Investors triggered their “risk off” mode on Tuesday as political concerns from Italy and Spain rattled market, prompting a wave of strong demand on safe havens.
The euro was hit hard against major currencies on political uncertainty in Europe’s third and fourth largest economies that raised concerns about the future of the euro area.
The shared currency slumped sharply to $1.1530, the lowest level since 20 July 2017.
EURJPY slipped to a low of 125.09, the lowest level since late June last year, resuming its drop for a sixth straight session, while the EURCHF continued its bearish direction trading lower at 1.1446, the lowest since February 8.
The Italian President Sergio Mattarella vetoed the proposed anti euro candidate for finance minister, Paolo Savona, and appointed Carlo Cottarelli as interim Prime Minister.

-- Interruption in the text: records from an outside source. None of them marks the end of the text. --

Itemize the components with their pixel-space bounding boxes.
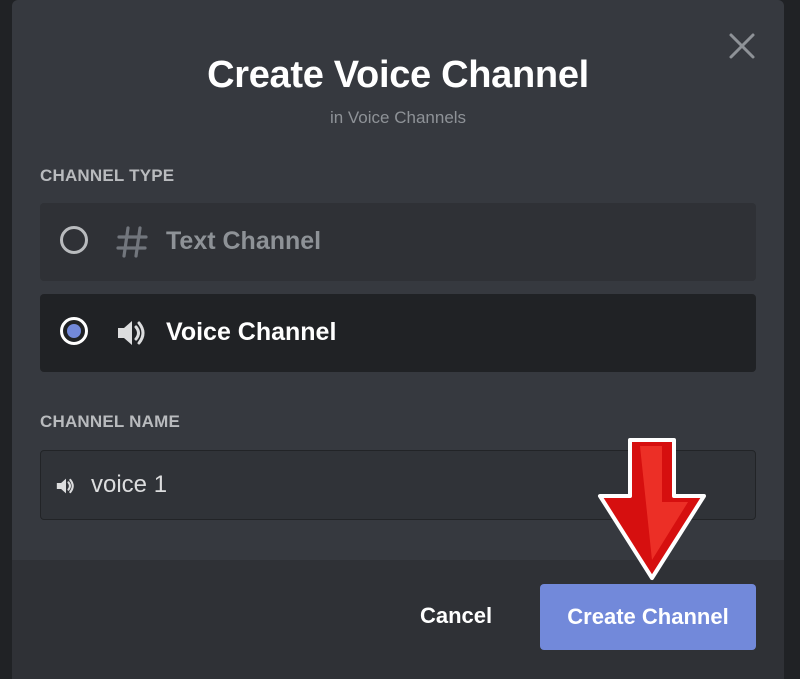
- channel-type-label: CHANNEL TYPE: [40, 166, 175, 185]
- text-channel-radio[interactable]: [60, 226, 88, 254]
- dialog-footer: Cancel Create Channel: [12, 560, 784, 679]
- channel-name-value[interactable]: voice 1: [91, 471, 167, 499]
- channel-name-label: CHANNEL NAME: [40, 412, 180, 431]
- channel-type-option-voice[interactable]: Voice Channel: [40, 294, 756, 372]
- dialog-title: Create Voice Channel: [207, 54, 589, 96]
- hash-icon: [116, 226, 148, 258]
- dialog-subtitle: in Voice Channels: [329, 108, 467, 127]
- channel-name-input[interactable]: voice 1: [40, 450, 756, 520]
- create-channel-button[interactable]: Create Channel: [540, 584, 756, 650]
- cancel-button[interactable]: Cancel: [420, 603, 492, 629]
- speaker-icon: [56, 478, 74, 494]
- voice-channel-radio[interactable]: [60, 317, 88, 345]
- speaker-icon: [118, 321, 145, 345]
- channel-type-option-text[interactable]: Text Channel: [40, 203, 756, 281]
- create-channel-dialog: Create Voice Channel in Voice Channels C…: [12, 0, 784, 679]
- screen: Create Voice Channel in Voice Channels C…: [0, 0, 800, 679]
- text-channel-label: Text Channel: [166, 227, 322, 255]
- voice-channel-label: Voice Channel: [166, 318, 337, 346]
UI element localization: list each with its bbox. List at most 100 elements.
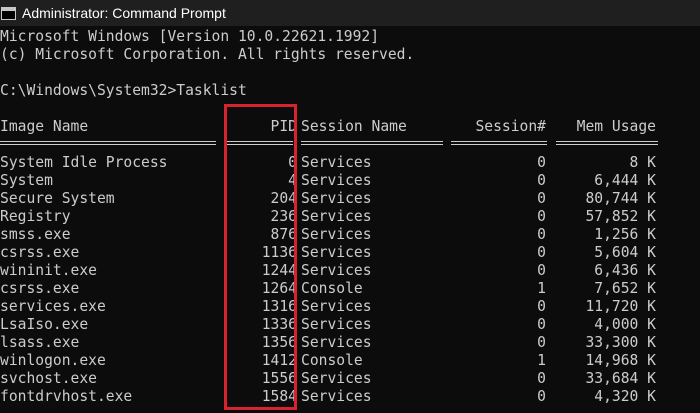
process-image-name: services.exe — [0, 298, 106, 315]
process-mem-usage: 4,000 K — [594, 316, 656, 333]
process-pid: 876 — [270, 226, 297, 243]
process-image-name: LsaIso.exe — [0, 316, 89, 333]
separator-session-number — [451, 141, 547, 145]
process-session-number: 1 — [537, 352, 546, 369]
table-row: System Idle Process 0 Services 0 8 K — [0, 154, 658, 172]
table-row: csrss.exe 1264 Console 1 7,652 K — [0, 280, 658, 298]
process-session-name: Console — [301, 352, 363, 369]
process-mem-usage: 6,444 K — [594, 172, 656, 189]
process-image-name: wininit.exe — [0, 262, 97, 279]
process-session-number: 0 — [537, 370, 546, 387]
separator-image-name — [0, 141, 216, 145]
prompt-line: C:\Windows\System32>Tasklist — [0, 82, 247, 99]
process-image-name: csrss.exe — [0, 244, 80, 261]
process-session-name: Services — [301, 316, 372, 333]
process-session-number: 1 — [537, 280, 546, 297]
separator-pid — [225, 141, 293, 145]
version-line: Microsoft Windows [Version 10.0.22621.19… — [0, 28, 380, 45]
process-session-number: 0 — [537, 244, 546, 261]
process-session-name: Services — [301, 370, 372, 387]
process-image-name: System Idle Process — [0, 154, 168, 171]
table-header: Image Name PID Session Name Session# Mem… — [0, 118, 658, 136]
process-image-name: csrss.exe — [0, 280, 80, 297]
process-session-number: 0 — [537, 298, 546, 315]
table-row: LsaIso.exe 1336 Services 0 4,000 K — [0, 316, 658, 334]
table-row: winlogon.exe 1412 Console 1 14,968 K — [0, 352, 658, 370]
process-session-number: 0 — [537, 154, 546, 171]
process-image-name: smss.exe — [0, 226, 71, 243]
process-session-number: 0 — [537, 262, 546, 279]
process-image-name: Secure System — [0, 190, 115, 207]
process-session-number: 0 — [537, 316, 546, 333]
process-pid: 1356 — [261, 334, 297, 351]
header-mem-usage: Mem Usage — [576, 118, 656, 135]
process-pid: 1316 — [261, 298, 297, 315]
process-pid: 0 — [288, 154, 297, 171]
copyright-line: (c) Microsoft Corporation. All rights re… — [0, 46, 415, 63]
table-row: wininit.exe 1244 Services 0 6,436 K — [0, 262, 658, 280]
process-session-number: 0 — [537, 334, 546, 351]
title-bar[interactable]: Administrator: Command Prompt — [0, 0, 700, 26]
process-mem-usage: 33,300 K — [585, 334, 656, 351]
process-pid: 1412 — [261, 352, 297, 369]
process-image-name: fontdrvhost.exe — [0, 388, 133, 405]
table-row: fontdrvhost.exe 1584 Services 0 4,320 K — [0, 388, 658, 406]
header-pid: PID — [270, 118, 297, 135]
process-session-number: 0 — [537, 226, 546, 243]
table-row: Secure System 204 Services 0 80,744 K — [0, 190, 658, 208]
table-row: svchost.exe 1556 Services 0 33,684 K — [0, 370, 658, 388]
header-session-number: Session# — [475, 118, 546, 135]
window-title: Administrator: Command Prompt — [22, 5, 226, 21]
process-pid: 1136 — [261, 244, 297, 261]
process-image-name: lsass.exe — [0, 334, 80, 351]
process-mem-usage: 57,852 K — [585, 208, 656, 225]
process-mem-usage: 7,652 K — [594, 280, 656, 297]
table-row: lsass.exe 1356 Services 0 33,300 K — [0, 334, 658, 352]
process-session-name: Services — [301, 208, 372, 225]
process-session-name: Console — [301, 280, 363, 297]
process-image-name: Registry — [0, 208, 71, 225]
process-image-name: winlogon.exe — [0, 352, 106, 369]
table-row: System 4 Services 0 6,444 K — [0, 172, 658, 190]
process-mem-usage: 5,604 K — [594, 244, 656, 261]
cmd-icon — [1, 6, 16, 20]
process-session-number: 0 — [537, 190, 546, 207]
process-pid: 1336 — [261, 316, 297, 333]
process-list: System Idle Process 0 Services 0 8 K System 4 S… — [0, 154, 658, 406]
process-mem-usage: 14,968 K — [585, 352, 656, 369]
process-pid: 204 — [270, 190, 297, 207]
table-separator — [0, 136, 658, 154]
console-output[interactable]: Microsoft Windows [Version 10.0.22621.19… — [0, 28, 658, 406]
process-pid: 1556 — [261, 370, 297, 387]
process-session-name: Services — [301, 244, 372, 261]
command-prompt-window: Administrator: Command Prompt Microsoft … — [0, 0, 700, 413]
process-image-name: System — [0, 172, 53, 189]
process-session-name: Services — [301, 190, 372, 207]
process-session-name: Services — [301, 172, 372, 189]
process-mem-usage: 80,744 K — [585, 190, 656, 207]
process-mem-usage: 11,720 K — [585, 298, 656, 315]
process-session-name: Services — [301, 298, 372, 315]
table-row: csrss.exe 1136 Services 0 5,604 K — [0, 244, 658, 262]
process-pid: 1244 — [261, 262, 297, 279]
process-mem-usage: 33,684 K — [585, 370, 656, 387]
process-mem-usage: 8 K — [629, 154, 656, 171]
header-image-name: Image Name — [0, 118, 89, 135]
header-session-name: Session Name — [301, 118, 407, 135]
process-session-name: Services — [301, 334, 372, 351]
process-session-name: Services — [301, 262, 372, 279]
process-session-number: 0 — [537, 208, 546, 225]
process-pid: 236 — [270, 208, 297, 225]
process-mem-usage: 4,320 K — [594, 388, 656, 405]
process-pid: 1584 — [261, 388, 297, 405]
table-row: Registry 236 Services 0 57,852 K — [0, 208, 658, 226]
table-row: services.exe 1316 Services 0 11,720 K — [0, 298, 658, 316]
process-mem-usage: 6,436 K — [594, 262, 656, 279]
separator-mem-usage — [556, 141, 658, 145]
process-session-number: 0 — [537, 388, 546, 405]
process-session-number: 0 — [537, 172, 546, 189]
process-session-name: Services — [301, 388, 372, 405]
separator-session-name — [301, 141, 443, 145]
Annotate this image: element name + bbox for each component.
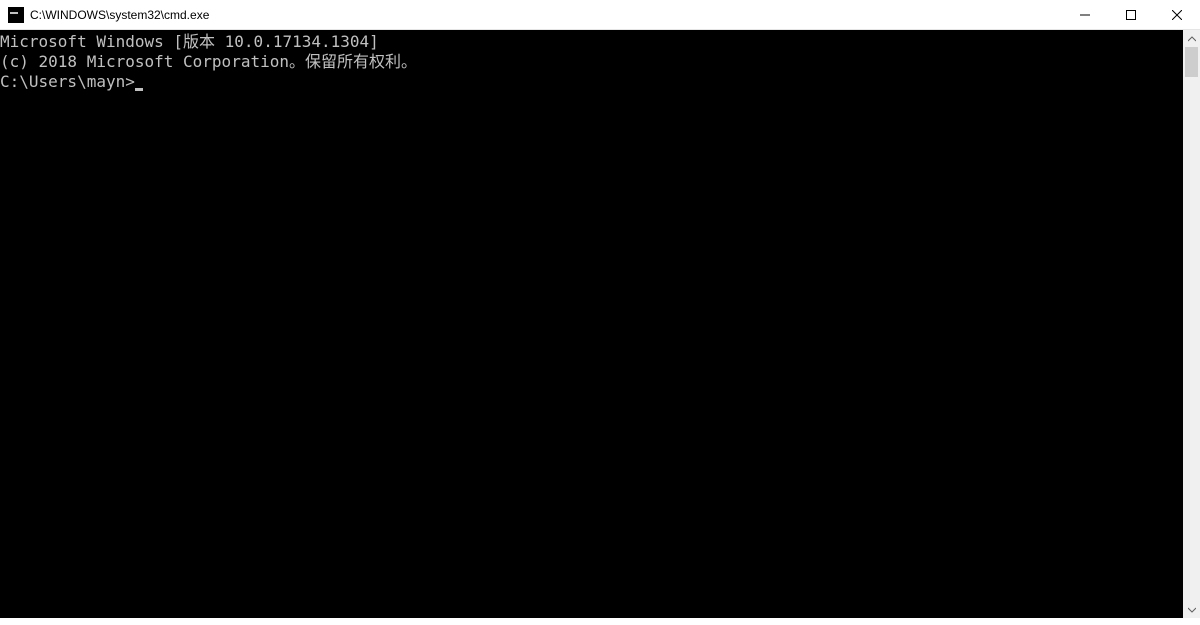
terminal-line: Microsoft Windows [版本 10.0.17134.1304] [0, 32, 1183, 52]
close-button[interactable] [1154, 0, 1200, 29]
titlebar[interactable]: C:\WINDOWS\system32\cmd.exe [0, 0, 1200, 30]
chevron-down-icon [1188, 606, 1196, 614]
scroll-up-button[interactable] [1183, 30, 1200, 47]
terminal-wrap: Microsoft Windows [版本 10.0.17134.1304](c… [0, 30, 1200, 618]
minimize-icon [1080, 10, 1090, 20]
terminal-line: (c) 2018 Microsoft Corporation。保留所有权利。 [0, 52, 1183, 72]
scrollbar[interactable] [1183, 30, 1200, 618]
terminal-prompt: C:\Users\mayn> [0, 72, 135, 91]
minimize-button[interactable] [1062, 0, 1108, 29]
terminal-cursor [135, 88, 143, 91]
terminal-prompt-line: C:\Users\mayn> [0, 72, 1183, 92]
window-controls [1062, 0, 1200, 29]
bottom-border [0, 618, 1200, 625]
scroll-thumb[interactable] [1185, 47, 1198, 77]
cmd-icon [8, 7, 24, 23]
terminal[interactable]: Microsoft Windows [版本 10.0.17134.1304](c… [0, 30, 1183, 618]
scroll-down-button[interactable] [1183, 601, 1200, 618]
scroll-track[interactable] [1183, 47, 1200, 601]
chevron-up-icon [1188, 35, 1196, 43]
window-title: C:\WINDOWS\system32\cmd.exe [30, 8, 1062, 22]
close-icon [1172, 10, 1182, 20]
maximize-button[interactable] [1108, 0, 1154, 29]
maximize-icon [1126, 10, 1136, 20]
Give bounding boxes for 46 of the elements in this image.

While the update from Italy should give support to the euro, investors focused on the uncertainty that will remain until another election in September, where the upcoming election is likely to be more of a referendum on Euro-membership.
Italian consumer confidence index sagged to 113.7 in May, the lowest since August last year, from 116.9 in April.
In Spain, Prime Minister Mariano Rajoy will face a no confidence vote on Friday after corruption issues related to his ruling party.
Once again, the focus has returned to the political uncertainty in Europe, while concerns over US-China trade war and North Korea’s dilemma have eased.
Euro STOXX 600 edged down 1.58 percent to 383.67, while gold recovered losses incurred over the previous two sessions to trade higher at $1303.50 an ounce.
The US dollar index strengthened further to a new six-month peak of
94.82, ahead of US consumer confidence data due later in the day.